EPISODE 1 - La polémique autour d’un livre de Dark Romance mettant en scène des actes pédocriminels pose une question juridique, morale et artistique qui devrait accompagner tout geste créateur : peut-on écrire ce qu’on veut ? Où se trouve la limite ? Qui définit le cadre de la liberté de création ? Outrage s’attaque à un inépuisable sujet qui nous emmène bien au-delà de la Dark Romance.
“Comment peut-on écrire et publier des choses comme celles-là aujourd’hui et faire comme si on dénonçait quelque chose ?”
“J’ai lu quelques extraits et j’en ai la nausée.”
“On ne peut pas banaliser ni romantiser ce genre d’actes.”
“Ce livre, c’est un cadeau que vous offrez aux coupables, aux prédateurs”.
“Non, on ne peut pas écrire tout et n’importe quoi, on a une part de responsabilités.”
La première fois que j’entends parler de l’affaire Jessie Auryann, c’est en tombant par hasard sur une vidéo dans l’antichambre de l’enfer qu’on appelle communément “Bookstagram”. J’apprends alors qu’un certain nombre de gens ont été “choqués, outrés” par un “livre infâme”, un livre que, de l’aveu de chacun, personne n’a lu (et moi non plus), mais dont certains extraits circulent sur internet. Bref, la vie quotidienne de l’internet 2.0.
Deux semaines plus tard, sous la pression de la vox populi, Amazon retire le livre des ventes. Affaire classée. Un acte de censure hors de tout cadre légal, dont les promoteurs enthousiastes se vantent aussitôt de la réussite : “Ça prouve combien nos voix comptent”, entend-on dans une nouvelle vidéo “mise au point”. Avant de conclure : “Je suis contre la censure, mais aujourd’hui on peut se dire bravo”.
Hourra, donc. Et peu importe que la polémique, par un fabuleux effet Streisand, ait propulsé cette autrice confidentielle dans les Top ventes d’Amazon avant que la sanction tombe : il était urgent de dénoncer “quelque chose qui enfreint la loi” (en prenant bien soin de déplorer le cyberharcèlement dont on se rendait coupable au passage). La victoire est totale, l’unanimisme règne. Qui serait assez fou pour voler au secours d’une autrice accusée de banaliser la pédocriminalité, sans risquer de passer soi-même pour un complice du crime ?
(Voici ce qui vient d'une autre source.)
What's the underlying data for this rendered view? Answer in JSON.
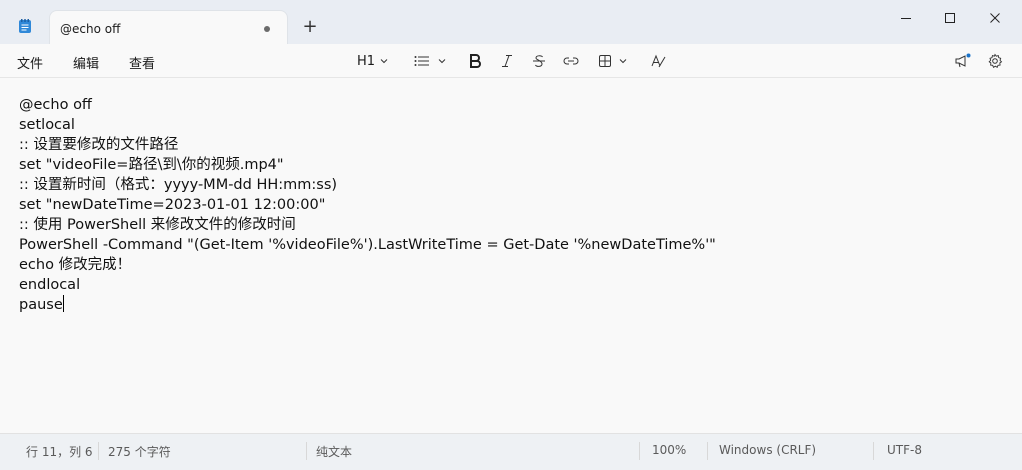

Or, il est moins question de défendre une quelconque activité illicite que de prendre un peu de recul sur cette manière d’associer, sans stupeur ni tremblement, une censure pure et simple avec une victoire héroïque, comme si tout allait de soi. Alors risquons-nous-y. Ou risquons-y nous.
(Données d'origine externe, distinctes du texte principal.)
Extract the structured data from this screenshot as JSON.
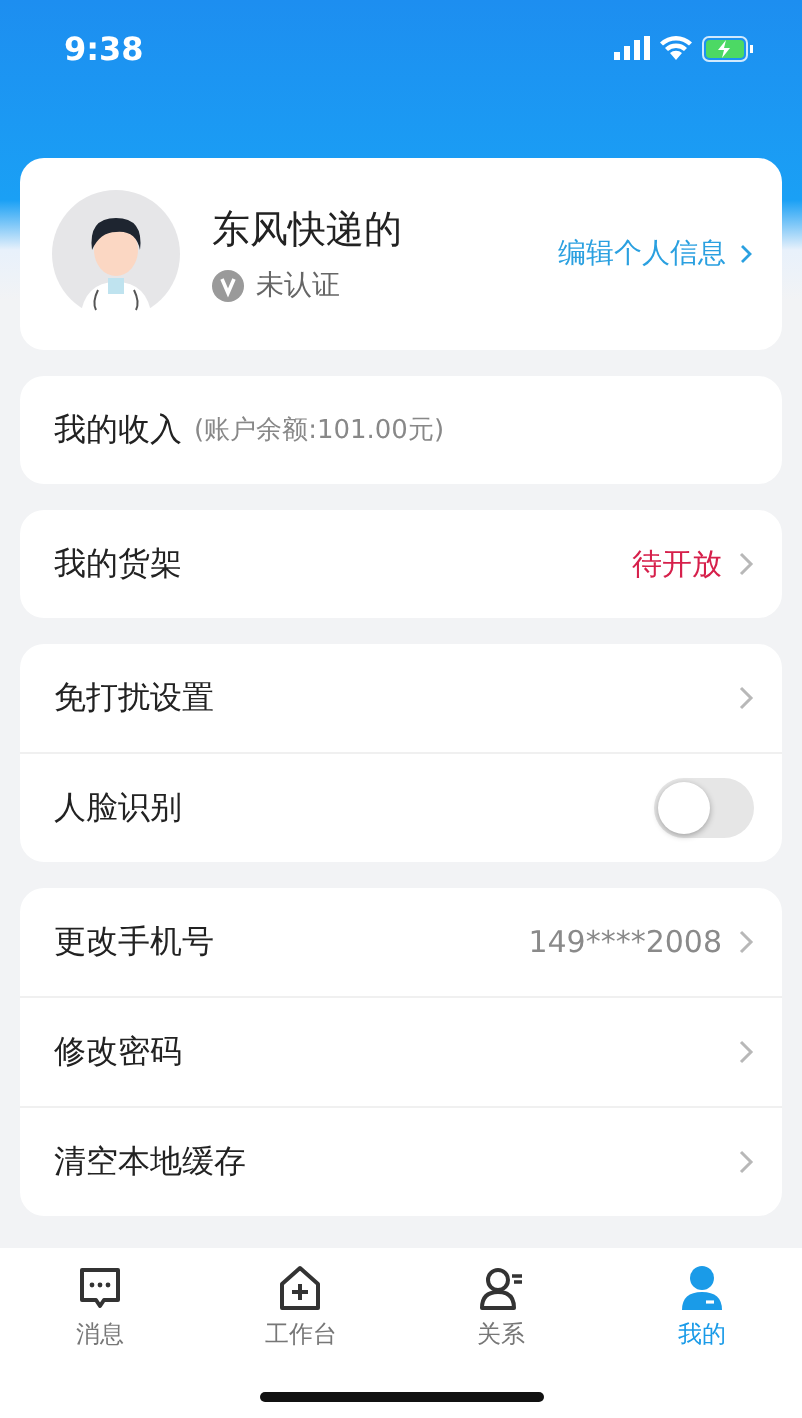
{
  "status_bar": {
    "time": "9:38"
  },
  "profile": {
    "name": "东风快递的",
    "verification": "未认证",
    "edit_link": "编辑个人信息"
  },
  "groups": [
    {
      "rows": [
        {
          "kind": "text",
          "label": "我的收入",
          "note": "(账户余额:101.00元)"
        }
      ]
    },
    {
      "rows": [
        {
          "kind": "link",
          "label": "我的货架",
          "value": "待开放",
          "color": "#d6204b"
        }
      ]
    },
    {
      "rows": [
        {
          "kind": "link",
          "label": "免打扰设置"
        },
        {
          "kind": "toggle",
          "label": "人脸识别",
          "on": false
        }
      ]
    },
    {
      "rows": [
        {
          "kind": "link",
          "label": "更改手机号",
          "value": "149****2008",
          "color": "#8a8a8a"
        },
        {
          "kind": "link",
          "label": "修改密码"
        },
        {
          "kind": "link",
          "label": "清空本地缓存"
        }
      ]
    }
  ],
  "tabs": [
    {
      "label": "消息",
      "selected": false
    },
    {
      "label": "工作台",
      "selected": false
    },
    {
      "label": "关系",
      "selected": false
    },
    {
      "label": "我的",
      "selected": true
    }
  ]
}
Sur la banalisation du crime en général et de la Dark Romance en particulier
Quand j’étais plus jeune et que j’avais une Playstation, j’ai beaucoup joué à GTA. Pour les trois boomers qui me lisent, le jeu consiste à remplir diverses missions criminelles et à s’enrichir par ce biais. Entre temps, on déambule dans les rues afin de, au choix, exploser des passants au bazooka, les voler après les avoir frappés, les écraser avec un 36 tonnes, partir en virée chez des prostituées dont on s’approprie les gains.
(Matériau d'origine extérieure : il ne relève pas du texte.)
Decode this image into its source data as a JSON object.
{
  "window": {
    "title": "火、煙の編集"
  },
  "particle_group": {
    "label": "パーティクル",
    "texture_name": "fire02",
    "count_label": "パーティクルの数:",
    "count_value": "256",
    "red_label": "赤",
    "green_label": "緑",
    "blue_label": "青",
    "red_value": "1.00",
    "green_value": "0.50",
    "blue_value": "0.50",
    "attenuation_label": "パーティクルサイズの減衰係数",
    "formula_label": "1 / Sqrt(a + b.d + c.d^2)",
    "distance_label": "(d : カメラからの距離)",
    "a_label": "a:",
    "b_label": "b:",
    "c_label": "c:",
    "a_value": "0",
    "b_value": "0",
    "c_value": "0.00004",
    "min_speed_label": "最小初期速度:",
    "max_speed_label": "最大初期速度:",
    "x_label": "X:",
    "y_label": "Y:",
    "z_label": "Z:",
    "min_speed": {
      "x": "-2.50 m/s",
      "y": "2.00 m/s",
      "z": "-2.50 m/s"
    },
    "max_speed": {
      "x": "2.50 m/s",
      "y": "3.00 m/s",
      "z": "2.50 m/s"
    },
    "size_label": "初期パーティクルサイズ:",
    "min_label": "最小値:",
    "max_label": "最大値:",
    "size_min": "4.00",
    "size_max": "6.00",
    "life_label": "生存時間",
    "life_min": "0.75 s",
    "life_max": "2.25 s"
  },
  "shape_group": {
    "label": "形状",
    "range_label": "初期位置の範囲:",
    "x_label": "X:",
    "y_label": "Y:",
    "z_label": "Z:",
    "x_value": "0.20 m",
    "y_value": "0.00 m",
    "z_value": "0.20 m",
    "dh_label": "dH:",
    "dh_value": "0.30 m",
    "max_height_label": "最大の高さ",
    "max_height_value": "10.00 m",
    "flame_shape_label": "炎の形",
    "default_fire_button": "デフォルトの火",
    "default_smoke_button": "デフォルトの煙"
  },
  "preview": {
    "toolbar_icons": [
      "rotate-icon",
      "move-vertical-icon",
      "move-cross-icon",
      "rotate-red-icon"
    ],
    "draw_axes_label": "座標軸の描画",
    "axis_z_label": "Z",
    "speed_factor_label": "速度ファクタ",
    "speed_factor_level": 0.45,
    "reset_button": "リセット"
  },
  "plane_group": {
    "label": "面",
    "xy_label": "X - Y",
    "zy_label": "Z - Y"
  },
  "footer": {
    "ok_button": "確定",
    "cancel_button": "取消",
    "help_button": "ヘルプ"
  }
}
S’agit-il d’une “banalisation du crime” ? Sans aucun doute. GTA dénonce-t-il la barbarie ? En aucun cas. Faut-il retirer GTA de la vente ? Libre à chacun de le penser. Cet exemple canonique démontre que le problème de l’affaire Jessie Auryann n’est pas la “banalisation du crime” en général, mais de certains crimes en particulier. Les crimes qui méritent réprobation concernent donc : 1/ les enfants, et 2/ les crimes de nature sexuelle. Les autres crimes, banalisés au point de ne plus être identifiés comme tels, seront glorifiés dans des objets vidéo-ludiques, des films produits par Hollywood, ou des clips de Rap. Ça passe.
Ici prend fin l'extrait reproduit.